Höre ich richtig oder täuschen mich meine Sinne, weil ich mir so sehr eine Antwort erhoffe? Nein, die Blume hat sich mir zugeneigt. Ihr Blütenkranz wird von der gleißenden Mittagssonne vergoldet. So strahlt sie mir als Mini-Sonne entgegen.
„Du gehst nicht achtlos an mir vorüber, sondern bewunderst mich und beneidest mich dafür, dass ich frei von all dem hier lebe, wohingegen Euer eigenes Euch zu Marionetten selbstgewählten Strebens hat werden lassen. Ihr zahlt dafür einen hohen Preis.
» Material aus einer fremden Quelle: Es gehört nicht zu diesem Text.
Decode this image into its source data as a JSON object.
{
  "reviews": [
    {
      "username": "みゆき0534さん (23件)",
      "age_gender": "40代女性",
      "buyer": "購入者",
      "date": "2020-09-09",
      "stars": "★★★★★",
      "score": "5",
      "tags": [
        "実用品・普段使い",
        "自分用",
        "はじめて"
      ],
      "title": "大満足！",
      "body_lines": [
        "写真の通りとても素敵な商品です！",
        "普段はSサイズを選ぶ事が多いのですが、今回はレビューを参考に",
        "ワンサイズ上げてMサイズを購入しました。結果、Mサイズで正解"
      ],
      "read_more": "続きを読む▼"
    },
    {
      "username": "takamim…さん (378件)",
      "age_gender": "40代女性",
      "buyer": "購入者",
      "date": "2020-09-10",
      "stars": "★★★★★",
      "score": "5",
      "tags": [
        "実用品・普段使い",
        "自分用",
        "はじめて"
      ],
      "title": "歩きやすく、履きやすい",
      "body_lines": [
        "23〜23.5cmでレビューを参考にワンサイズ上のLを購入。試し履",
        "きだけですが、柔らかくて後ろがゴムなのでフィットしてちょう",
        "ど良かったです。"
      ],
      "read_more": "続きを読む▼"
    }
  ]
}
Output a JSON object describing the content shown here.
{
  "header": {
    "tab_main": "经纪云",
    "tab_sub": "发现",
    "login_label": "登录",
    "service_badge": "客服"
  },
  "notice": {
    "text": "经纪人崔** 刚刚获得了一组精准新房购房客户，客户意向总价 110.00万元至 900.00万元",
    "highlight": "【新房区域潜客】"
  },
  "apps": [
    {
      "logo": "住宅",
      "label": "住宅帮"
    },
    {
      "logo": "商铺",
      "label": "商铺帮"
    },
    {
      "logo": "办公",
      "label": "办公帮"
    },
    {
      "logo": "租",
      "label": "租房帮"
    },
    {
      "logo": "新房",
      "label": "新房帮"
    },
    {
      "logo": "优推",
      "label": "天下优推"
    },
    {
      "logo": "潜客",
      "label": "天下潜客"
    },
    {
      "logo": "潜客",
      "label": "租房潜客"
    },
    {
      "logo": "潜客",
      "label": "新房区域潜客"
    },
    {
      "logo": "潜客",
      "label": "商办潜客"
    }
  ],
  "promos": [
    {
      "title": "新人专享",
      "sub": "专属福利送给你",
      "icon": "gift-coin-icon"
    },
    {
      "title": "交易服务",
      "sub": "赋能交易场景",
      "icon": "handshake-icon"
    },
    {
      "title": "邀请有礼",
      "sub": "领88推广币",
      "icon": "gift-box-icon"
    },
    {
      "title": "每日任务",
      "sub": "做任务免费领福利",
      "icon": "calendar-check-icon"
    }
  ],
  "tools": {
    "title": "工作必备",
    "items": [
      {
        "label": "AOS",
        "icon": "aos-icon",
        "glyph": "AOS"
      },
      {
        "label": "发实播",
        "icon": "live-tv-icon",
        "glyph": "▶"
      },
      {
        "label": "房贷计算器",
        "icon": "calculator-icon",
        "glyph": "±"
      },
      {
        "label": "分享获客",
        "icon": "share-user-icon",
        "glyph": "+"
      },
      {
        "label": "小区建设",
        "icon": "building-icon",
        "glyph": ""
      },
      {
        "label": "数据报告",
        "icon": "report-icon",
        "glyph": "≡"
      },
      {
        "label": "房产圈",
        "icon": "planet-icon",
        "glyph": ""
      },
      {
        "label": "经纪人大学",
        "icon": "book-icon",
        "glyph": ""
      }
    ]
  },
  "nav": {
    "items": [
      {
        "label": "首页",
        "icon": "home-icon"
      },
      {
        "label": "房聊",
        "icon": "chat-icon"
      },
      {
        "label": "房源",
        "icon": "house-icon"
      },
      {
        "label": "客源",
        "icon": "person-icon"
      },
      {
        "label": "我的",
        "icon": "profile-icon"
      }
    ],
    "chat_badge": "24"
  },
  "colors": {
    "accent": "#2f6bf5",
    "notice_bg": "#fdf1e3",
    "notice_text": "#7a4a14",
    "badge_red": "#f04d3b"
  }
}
Viele erkennen nicht mehr die Schönheit der Natur, übersehen solch bescheidene Blume wie mich oder anderes winziges Leben. Ich freue mich über jeden Menschen, der all dies schätzt und es nicht etwa gar gleichgültig zertritt.Du hast mich liebevoll in Deinem Garten begrüsst. Ich danke Dir dafür. Ich will blühen, um Dich glücklich zu machen. Es ist mein einziges Ziel."
Sprichts, nickt noch einmal mit dem Kopf und steht dann dort still wie vordem.
Ich sinne über ihre Worte nach. Gerührt kniete ich ich mich zu ihr und sehe sie noch lange an. Sie ist mir mit Zartheit und Zuneigung begegnet. Es macht mich glücklich!!